There were halls and vast rooms without number; there were carvings that glowed with a light of their own—figures so filled with the very spirit of livingness that they seemed stepping out from the cold walls to greet him; there were more celestial hosts of purest white poised apparently in mid-flight.

There were marvelous, rioting waves of color that pulsed and throbbed through the walls and the very air of some rooms; and there were articles of furniture—carved tables, chairs—objects whose purpose Spud could not guess. But, except for the occasional sound of shrill, squeaking voices in the distance, there was no sign of the presence of the builders, the men Spud had hoped to find.

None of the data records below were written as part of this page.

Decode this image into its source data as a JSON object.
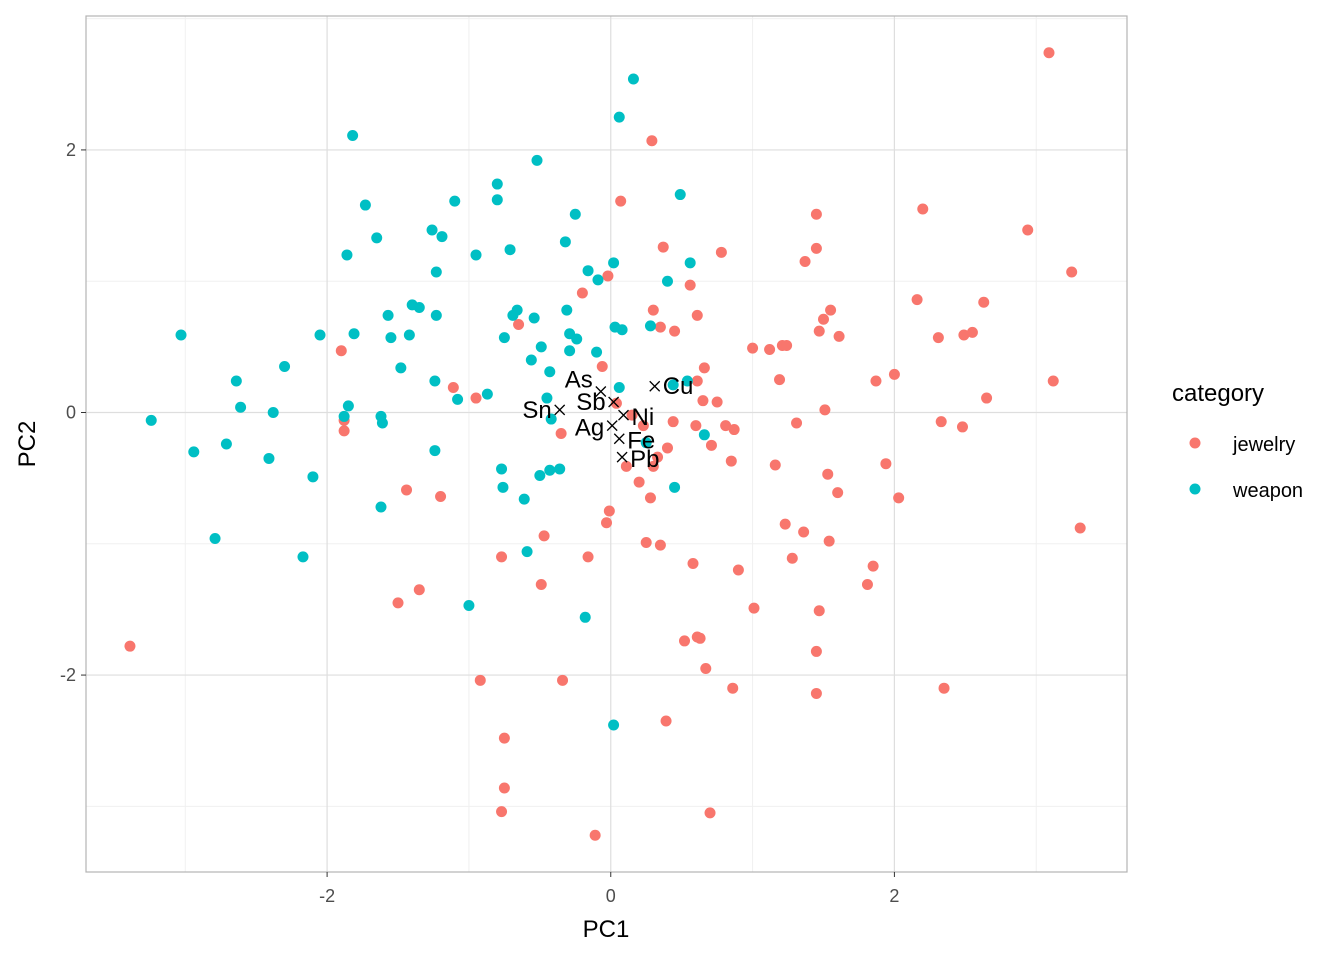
{
  "chart_data": {
    "type": "scatter",
    "title": "",
    "xlabel": "PC1",
    "ylabel": "PC2",
    "xlim": [
      -3.7,
      3.64
    ],
    "ylim": [
      -3.5,
      3.02
    ],
    "x_ticks": [
      -2,
      0,
      2
    ],
    "y_ticks": [
      -2,
      0,
      2
    ],
    "x_tick_labels": [
      "-2",
      "0",
      "2"
    ],
    "y_tick_labels": [
      "-2",
      "0",
      "2"
    ],
    "x_minor": [
      -3,
      -1,
      1,
      3
    ],
    "y_minor": [
      -3,
      -1,
      1,
      3
    ],
    "grid": true,
    "legend": {
      "title": "category",
      "placement": "right",
      "entries": [
        {
          "name": "jewelry",
          "color": "#F8766D"
        },
        {
          "name": "weapon",
          "color": "#00BFC4"
        }
      ]
    },
    "series": [
      {
        "name": "jewelry",
        "color": "#F8766D",
        "points": [
          [
            -3.39,
            -1.78
          ],
          [
            3.09,
            2.74
          ],
          [
            0.29,
            2.07
          ],
          [
            0.07,
            1.61
          ],
          [
            2.2,
            1.55
          ],
          [
            1.45,
            1.51
          ],
          [
            2.94,
            1.39
          ],
          [
            0.37,
            1.26
          ],
          [
            0.78,
            1.22
          ],
          [
            1.45,
            1.25
          ],
          [
            1.37,
            1.15
          ],
          [
            3.25,
            1.07
          ],
          [
            -0.02,
            1.04
          ],
          [
            0.56,
            0.97
          ],
          [
            -0.2,
            0.91
          ],
          [
            0.3,
            0.78
          ],
          [
            2.16,
            0.86
          ],
          [
            1.55,
            0.78
          ],
          [
            2.63,
            0.84
          ],
          [
            1.5,
            0.71
          ],
          [
            0.61,
            0.74
          ],
          [
            -0.65,
            0.67
          ],
          [
            0.35,
            0.65
          ],
          [
            0.45,
            0.62
          ],
          [
            2.31,
            0.57
          ],
          [
            2.49,
            0.59
          ],
          [
            2.55,
            0.61
          ],
          [
            1.47,
            0.62
          ],
          [
            1.61,
            0.58
          ],
          [
            -1.9,
            0.47
          ],
          [
            1.0,
            0.49
          ],
          [
            1.12,
            0.48
          ],
          [
            1.21,
            0.51
          ],
          [
            1.24,
            0.51
          ],
          [
            -0.06,
            0.35
          ],
          [
            0.66,
            0.34
          ],
          [
            0.61,
            0.24
          ],
          [
            1.19,
            0.25
          ],
          [
            2.0,
            0.29
          ],
          [
            1.87,
            0.24
          ],
          [
            3.12,
            0.24
          ],
          [
            2.65,
            0.11
          ],
          [
            -1.11,
            0.19
          ],
          [
            -0.95,
            0.11
          ],
          [
            0.04,
            0.07
          ],
          [
            1.51,
            0.02
          ],
          [
            0.65,
            0.09
          ],
          [
            0.75,
            0.08
          ],
          [
            0.23,
            -0.1
          ],
          [
            0.44,
            -0.07
          ],
          [
            0.6,
            -0.1
          ],
          [
            0.81,
            -0.1
          ],
          [
            0.87,
            -0.13
          ],
          [
            1.31,
            -0.08
          ],
          [
            2.33,
            -0.07
          ],
          [
            2.48,
            -0.11
          ],
          [
            -0.35,
            -0.16
          ],
          [
            -1.88,
            -0.06
          ],
          [
            -1.88,
            -0.14
          ],
          [
            0.4,
            -0.27
          ],
          [
            0.71,
            -0.25
          ],
          [
            0.85,
            -0.37
          ],
          [
            0.33,
            -0.34
          ],
          [
            0.3,
            -0.41
          ],
          [
            1.16,
            -0.4
          ],
          [
            1.94,
            -0.39
          ],
          [
            0.11,
            -0.41
          ],
          [
            1.53,
            -0.47
          ],
          [
            -1.44,
            -0.59
          ],
          [
            -1.2,
            -0.64
          ],
          [
            0.2,
            -0.53
          ],
          [
            1.6,
            -0.61
          ],
          [
            0.28,
            -0.65
          ],
          [
            2.03,
            -0.65
          ],
          [
            -0.01,
            -0.75
          ],
          [
            -0.03,
            -0.84
          ],
          [
            1.23,
            -0.85
          ],
          [
            1.36,
            -0.91
          ],
          [
            3.31,
            -0.88
          ],
          [
            -0.47,
            -0.94
          ],
          [
            0.25,
            -0.99
          ],
          [
            0.35,
            -1.01
          ],
          [
            1.54,
            -0.98
          ],
          [
            -0.77,
            -1.1
          ],
          [
            -0.16,
            -1.1
          ],
          [
            1.28,
            -1.11
          ],
          [
            0.58,
            -1.15
          ],
          [
            1.85,
            -1.17
          ],
          [
            0.9,
            -1.2
          ],
          [
            -0.49,
            -1.31
          ],
          [
            -1.35,
            -1.35
          ],
          [
            -1.5,
            -1.45
          ],
          [
            1.81,
            -1.31
          ],
          [
            1.01,
            -1.49
          ],
          [
            1.47,
            -1.51
          ],
          [
            0.52,
            -1.74
          ],
          [
            0.61,
            -1.71
          ],
          [
            0.63,
            -1.72
          ],
          [
            1.45,
            -1.82
          ],
          [
            0.67,
            -1.95
          ],
          [
            -0.92,
            -2.04
          ],
          [
            -0.34,
            -2.04
          ],
          [
            0.86,
            -2.1
          ],
          [
            1.45,
            -2.14
          ],
          [
            2.35,
            -2.1
          ],
          [
            0.39,
            -2.35
          ],
          [
            -0.75,
            -2.48
          ],
          [
            -0.75,
            -2.86
          ],
          [
            -0.77,
            -3.04
          ],
          [
            0.7,
            -3.05
          ],
          [
            -0.11,
            -3.22
          ],
          [
            0.15,
            -0.02
          ]
        ]
      },
      {
        "name": "weapon",
        "color": "#00BFC4",
        "points": [
          [
            0.16,
            2.54
          ],
          [
            0.06,
            2.25
          ],
          [
            -1.82,
            2.11
          ],
          [
            -0.52,
            1.92
          ],
          [
            -0.8,
            1.74
          ],
          [
            -0.8,
            1.62
          ],
          [
            -1.73,
            1.58
          ],
          [
            -1.1,
            1.61
          ],
          [
            -0.25,
            1.51
          ],
          [
            0.49,
            1.66
          ],
          [
            -1.65,
            1.33
          ],
          [
            -1.26,
            1.39
          ],
          [
            -1.19,
            1.34
          ],
          [
            -0.71,
            1.24
          ],
          [
            -0.32,
            1.3
          ],
          [
            -1.86,
            1.2
          ],
          [
            -0.95,
            1.2
          ],
          [
            -0.16,
            1.08
          ],
          [
            0.02,
            1.14
          ],
          [
            0.56,
            1.14
          ],
          [
            -1.23,
            1.07
          ],
          [
            -0.09,
            1.01
          ],
          [
            0.4,
            1.0
          ],
          [
            -1.4,
            0.82
          ],
          [
            -1.35,
            0.8
          ],
          [
            -1.57,
            0.74
          ],
          [
            -1.23,
            0.74
          ],
          [
            -2.05,
            0.59
          ],
          [
            -3.03,
            0.59
          ],
          [
            -1.81,
            0.6
          ],
          [
            -1.55,
            0.57
          ],
          [
            -1.42,
            0.59
          ],
          [
            -0.66,
            0.78
          ],
          [
            -0.69,
            0.74
          ],
          [
            -0.54,
            0.72
          ],
          [
            -0.31,
            0.78
          ],
          [
            -0.75,
            0.57
          ],
          [
            -0.29,
            0.6
          ],
          [
            -0.24,
            0.56
          ],
          [
            0.03,
            0.65
          ],
          [
            0.08,
            0.63
          ],
          [
            0.28,
            0.66
          ],
          [
            -0.49,
            0.5
          ],
          [
            -0.56,
            0.4
          ],
          [
            -0.1,
            0.46
          ],
          [
            -2.3,
            0.35
          ],
          [
            -1.48,
            0.34
          ],
          [
            -0.43,
            0.31
          ],
          [
            -0.29,
            0.47
          ],
          [
            -2.64,
            0.24
          ],
          [
            -1.24,
            0.24
          ],
          [
            0.44,
            0.21
          ],
          [
            0.54,
            0.24
          ],
          [
            -0.87,
            0.14
          ],
          [
            0.06,
            0.19
          ],
          [
            -1.08,
            0.1
          ],
          [
            -0.45,
            0.11
          ],
          [
            -2.61,
            0.04
          ],
          [
            -1.85,
            0.05
          ],
          [
            -2.38,
            0.0
          ],
          [
            -3.24,
            -0.06
          ],
          [
            -1.62,
            -0.03
          ],
          [
            -1.61,
            -0.08
          ],
          [
            -0.42,
            -0.05
          ],
          [
            -1.88,
            -0.03
          ],
          [
            -2.71,
            -0.24
          ],
          [
            0.25,
            -0.23
          ],
          [
            0.66,
            -0.17
          ],
          [
            -2.94,
            -0.3
          ],
          [
            -2.41,
            -0.35
          ],
          [
            -1.24,
            -0.29
          ],
          [
            -0.77,
            -0.43
          ],
          [
            -0.36,
            -0.43
          ],
          [
            -0.5,
            -0.48
          ],
          [
            -0.43,
            -0.44
          ],
          [
            -2.1,
            -0.49
          ],
          [
            -0.76,
            -0.57
          ],
          [
            0.45,
            -0.57
          ],
          [
            -1.62,
            -0.72
          ],
          [
            -0.61,
            -0.66
          ],
          [
            -2.79,
            -0.96
          ],
          [
            -2.17,
            -1.1
          ],
          [
            -0.59,
            -1.06
          ],
          [
            -1.0,
            -1.47
          ],
          [
            -0.18,
            -1.56
          ],
          [
            0.02,
            -2.38
          ]
        ]
      }
    ],
    "annotations": [
      {
        "label": "As",
        "x": -0.07,
        "y": 0.16
      },
      {
        "label": "Sb",
        "x": 0.02,
        "y": 0.08
      },
      {
        "label": "Cu",
        "x": 0.31,
        "y": 0.2
      },
      {
        "label": "Sn",
        "x": -0.36,
        "y": 0.02
      },
      {
        "label": "Ni",
        "x": 0.09,
        "y": -0.02
      },
      {
        "label": "Ag",
        "x": 0.01,
        "y": -0.1
      },
      {
        "label": "Fe",
        "x": 0.06,
        "y": -0.2
      },
      {
        "label": "Pb",
        "x": 0.08,
        "y": -0.34
      }
    ]
  }
}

And he knew at last that his quest was hopeless. The dust of uncounted centuries that lay thickly upon all was evidence as convincing as it was mute.

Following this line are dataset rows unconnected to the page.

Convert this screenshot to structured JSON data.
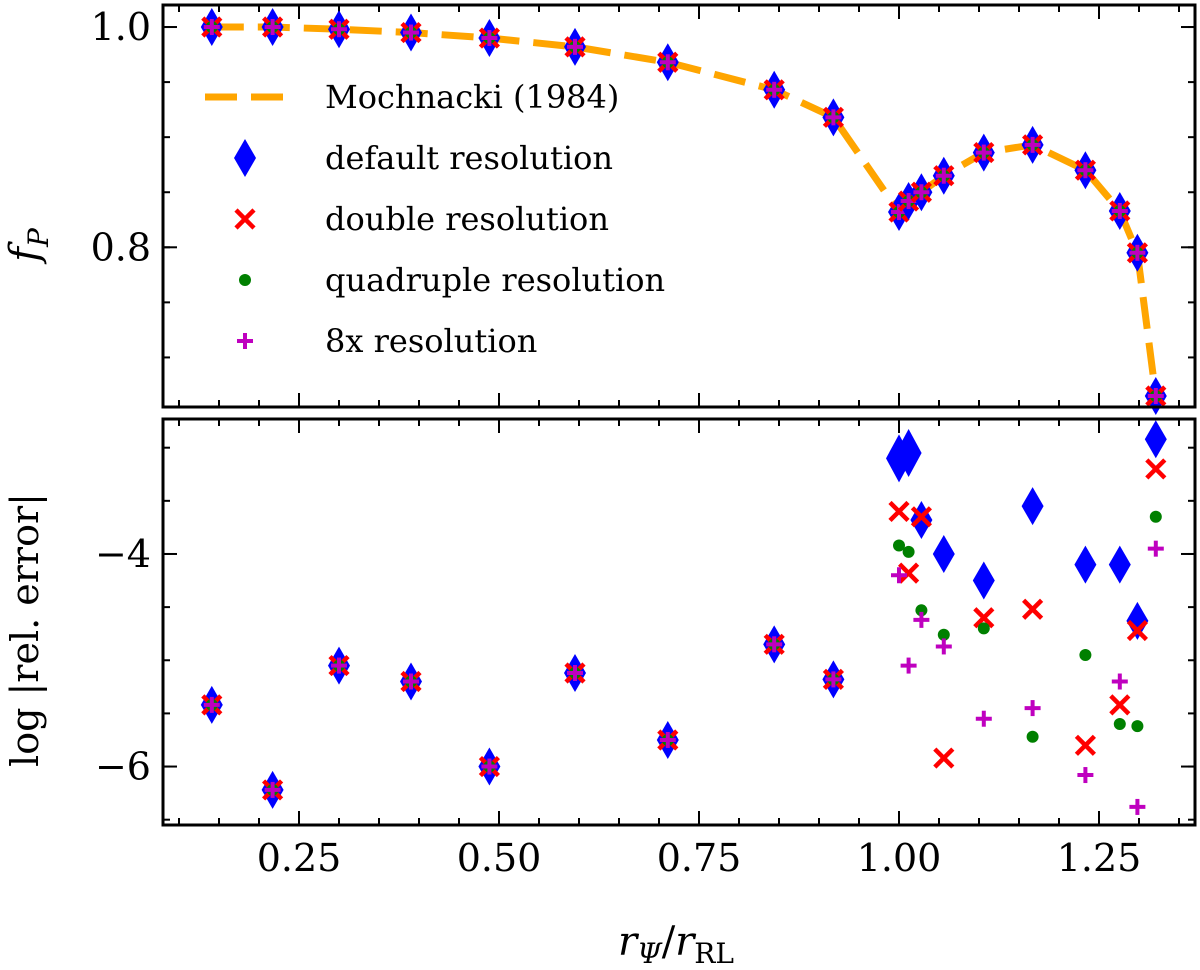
{
  "chart_data": [
    {
      "type": "scatter",
      "panel": "top",
      "ylabel": "f_P",
      "ylabel_main": "f",
      "ylabel_sub": "P",
      "xlim": [
        0.08,
        1.37
      ],
      "ylim": [
        0.655,
        1.02
      ],
      "yticks": [
        0.8,
        1.0
      ],
      "ytick_labels": [
        "0.8",
        "1.0"
      ],
      "legend_position": "upper-left-center",
      "legend": [
        {
          "key": "mochnacki",
          "label": "Mochnacki (1984)",
          "style": "dashed-line",
          "color": "#ffa500"
        },
        {
          "key": "default",
          "label": "default resolution",
          "style": "diamond",
          "color": "#0000ff"
        },
        {
          "key": "double",
          "label": "double resolution",
          "style": "x",
          "color": "#ff0000"
        },
        {
          "key": "quadruple",
          "label": "quadruple resolution",
          "style": "dot",
          "color": "#008000"
        },
        {
          "key": "eight",
          "label": "8x resolution",
          "style": "plus",
          "color": "#bf00bf"
        }
      ],
      "x": [
        0.141,
        0.217,
        0.3,
        0.39,
        0.488,
        0.595,
        0.711,
        0.844,
        0.918,
        1.0,
        1.012,
        1.028,
        1.056,
        1.106,
        1.167,
        1.233,
        1.276,
        1.298,
        1.321
      ],
      "series": [
        {
          "name": "Mochnacki (1984)",
          "values": [
            1.0,
            1.0,
            0.998,
            0.995,
            0.99,
            0.982,
            0.968,
            0.943,
            0.918,
            0.832,
            0.842,
            0.85,
            0.865,
            0.886,
            0.893,
            0.87,
            0.833,
            0.795,
            0.665
          ]
        },
        {
          "name": "default resolution",
          "values": [
            1.0,
            1.0,
            0.998,
            0.995,
            0.99,
            0.982,
            0.968,
            0.943,
            0.918,
            0.832,
            0.842,
            0.85,
            0.865,
            0.886,
            0.893,
            0.87,
            0.833,
            0.795,
            0.665
          ]
        },
        {
          "name": "double resolution",
          "values": [
            1.0,
            1.0,
            0.998,
            0.995,
            0.99,
            0.982,
            0.968,
            0.943,
            0.918,
            0.832,
            0.842,
            0.85,
            0.865,
            0.886,
            0.893,
            0.87,
            0.833,
            0.795,
            0.665
          ]
        },
        {
          "name": "quadruple resolution",
          "values": [
            1.0,
            1.0,
            0.998,
            0.995,
            0.99,
            0.982,
            0.968,
            0.943,
            0.918,
            0.832,
            0.842,
            0.85,
            0.865,
            0.886,
            0.893,
            0.87,
            0.833,
            0.795,
            0.665
          ]
        },
        {
          "name": "8x resolution",
          "values": [
            1.0,
            1.0,
            0.998,
            0.995,
            0.99,
            0.982,
            0.968,
            0.943,
            0.918,
            0.832,
            0.842,
            0.85,
            0.865,
            0.886,
            0.893,
            0.87,
            0.833,
            0.795,
            0.665
          ]
        }
      ]
    },
    {
      "type": "scatter",
      "panel": "bottom",
      "ylabel": "log |rel. error|",
      "xlabel": "r_Ψ / r_RL",
      "xlabel_r1": "r",
      "xlabel_sub1": "Ψ",
      "xlabel_slash": "/",
      "xlabel_r2": "r",
      "xlabel_sub2": "RL",
      "xlim": [
        0.08,
        1.37
      ],
      "ylim": [
        -6.55,
        -2.73
      ],
      "yticks": [
        -6,
        -4
      ],
      "ytick_labels": [
        "−6",
        "−4"
      ],
      "xticks": [
        0.25,
        0.5,
        0.75,
        1.0,
        1.25
      ],
      "xtick_labels": [
        "0.25",
        "0.50",
        "0.75",
        "1.00",
        "1.25"
      ],
      "series": [
        {
          "name": "default resolution",
          "points": [
            [
              0.141,
              -5.42
            ],
            [
              0.217,
              -6.22
            ],
            [
              0.3,
              -5.05
            ],
            [
              0.39,
              -5.2
            ],
            [
              0.488,
              -6.0
            ],
            [
              0.595,
              -5.12
            ],
            [
              0.711,
              -5.75
            ],
            [
              0.844,
              -4.85
            ],
            [
              0.918,
              -5.18
            ],
            [
              1.0,
              -3.1
            ],
            [
              1.012,
              -3.05
            ],
            [
              1.028,
              -3.68
            ],
            [
              1.056,
              -4.0
            ],
            [
              1.106,
              -4.25
            ],
            [
              1.167,
              -3.55
            ],
            [
              1.233,
              -4.1
            ],
            [
              1.276,
              -4.1
            ],
            [
              1.298,
              -4.63
            ],
            [
              1.321,
              -2.92
            ]
          ]
        },
        {
          "name": "double resolution",
          "points": [
            [
              0.141,
              -5.42
            ],
            [
              0.217,
              -6.22
            ],
            [
              0.3,
              -5.05
            ],
            [
              0.39,
              -5.2
            ],
            [
              0.488,
              -6.0
            ],
            [
              0.595,
              -5.12
            ],
            [
              0.711,
              -5.75
            ],
            [
              0.844,
              -4.85
            ],
            [
              0.918,
              -5.18
            ],
            [
              1.0,
              -3.6
            ],
            [
              1.012,
              -4.18
            ],
            [
              1.028,
              -3.65
            ],
            [
              1.056,
              -5.92
            ],
            [
              1.106,
              -4.6
            ],
            [
              1.167,
              -4.52
            ],
            [
              1.233,
              -5.8
            ],
            [
              1.276,
              -5.42
            ],
            [
              1.298,
              -4.72
            ],
            [
              1.321,
              -3.2
            ]
          ]
        },
        {
          "name": "quadruple resolution",
          "points": [
            [
              0.141,
              -5.42
            ],
            [
              0.217,
              -6.22
            ],
            [
              0.3,
              -5.05
            ],
            [
              0.39,
              -5.2
            ],
            [
              0.488,
              -6.0
            ],
            [
              0.595,
              -5.12
            ],
            [
              0.711,
              -5.75
            ],
            [
              0.844,
              -4.85
            ],
            [
              0.918,
              -5.18
            ],
            [
              1.0,
              -3.92
            ],
            [
              1.012,
              -3.98
            ],
            [
              1.028,
              -4.53
            ],
            [
              1.056,
              -4.76
            ],
            [
              1.106,
              -4.7
            ],
            [
              1.167,
              -5.72
            ],
            [
              1.233,
              -4.95
            ],
            [
              1.276,
              -5.6
            ],
            [
              1.298,
              -5.62
            ],
            [
              1.321,
              -3.65
            ]
          ]
        },
        {
          "name": "8x resolution",
          "points": [
            [
              0.141,
              -5.42
            ],
            [
              0.217,
              -6.22
            ],
            [
              0.3,
              -5.05
            ],
            [
              0.39,
              -5.2
            ],
            [
              0.488,
              -6.0
            ],
            [
              0.595,
              -5.12
            ],
            [
              0.711,
              -5.75
            ],
            [
              0.844,
              -4.85
            ],
            [
              0.918,
              -5.18
            ],
            [
              1.0,
              -4.2
            ],
            [
              1.012,
              -5.05
            ],
            [
              1.028,
              -4.62
            ],
            [
              1.056,
              -4.87
            ],
            [
              1.106,
              -5.55
            ],
            [
              1.167,
              -5.45
            ],
            [
              1.233,
              -6.08
            ],
            [
              1.276,
              -5.2
            ],
            [
              1.298,
              -6.38
            ],
            [
              1.321,
              -3.95
            ]
          ]
        }
      ]
    }
  ],
  "colors": {
    "mochnacki": "#ffa500",
    "default": "#0000ff",
    "double": "#ff0000",
    "quadruple": "#008000",
    "eight": "#bf00bf"
  }
}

"There's naught but the devils!" Spud despaired. "The others—saints be helpin' of them!—have been gone for more years than a man dares think of. So, the devils it is; I'll follow them—I'll go where they are. But I'm not so sure at all of findin' the lad now."


That high-pitched chattering that had come to him at times was his only guide now. It seemed echoing in greater volume from one passage that slanted down more sharply than the rest. Spud followed it, clinging with hands and feet to the steep-pitched floor; but some sudden impulse seized him and compelled him to stop at intervals while he drew a pistol from his belt. Its grip was of steelite that rang sharply as a bell when he struck it upon the walls. And he tapped out the general call of the Service time after time; then strained his faculties in eager listening until he went hopelessly on.

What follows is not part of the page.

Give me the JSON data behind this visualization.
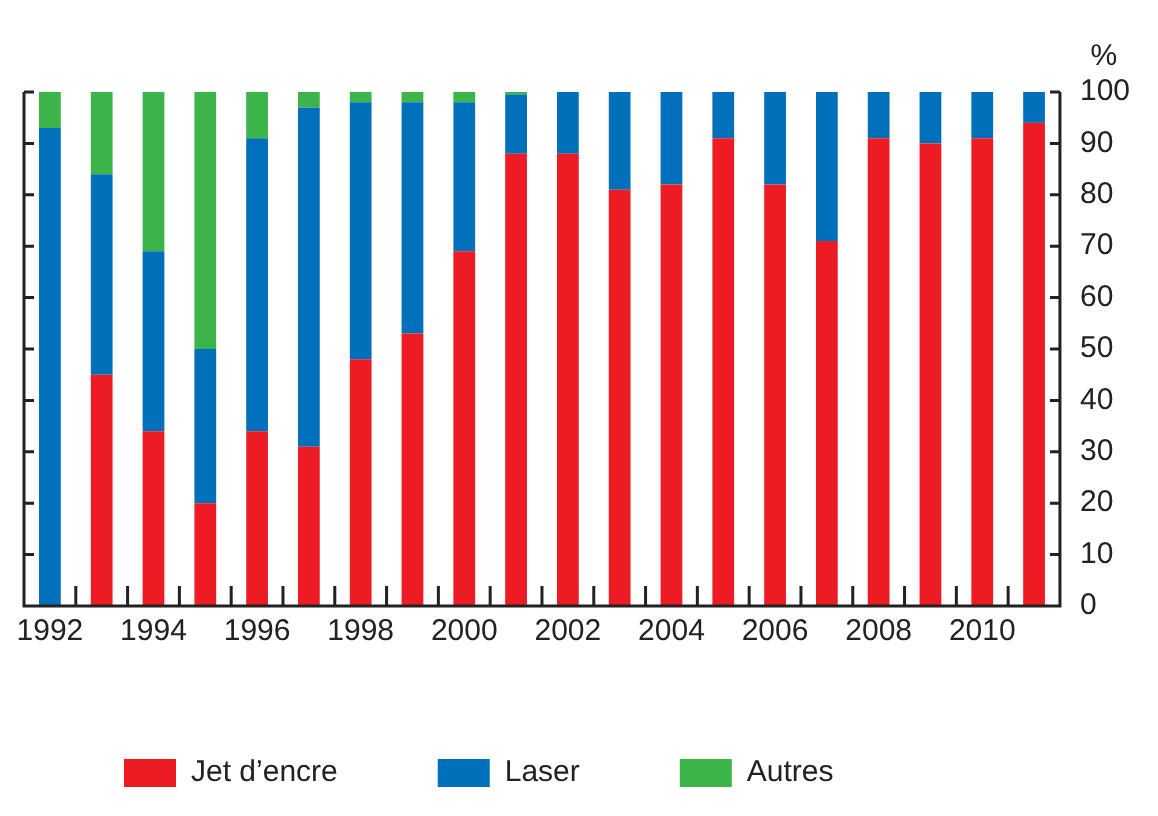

But he repeated the call. "For the lad may hear it and be heartened," he argued. "And if he's free to do it he'll answer—though I think I'd break down and cry with joy did I hear an answerin' rap."

And still the chattering grew louder, while the watching, creeping man moved stealthily on. A wave of gas came to him once and set him choking, while far ahead he saw a reflected glow more red than the pale, lucent shimmering of the walls.

He stopped dead still as once more there flooded through him a thousand unnamed fears of this domain of the Evil One where he would trespass. But he forced his feet to carry him on until he could peer down through a rift in the rock floor to behold another room whose walls glowed redly with the light of fires far down in hot-throated pits.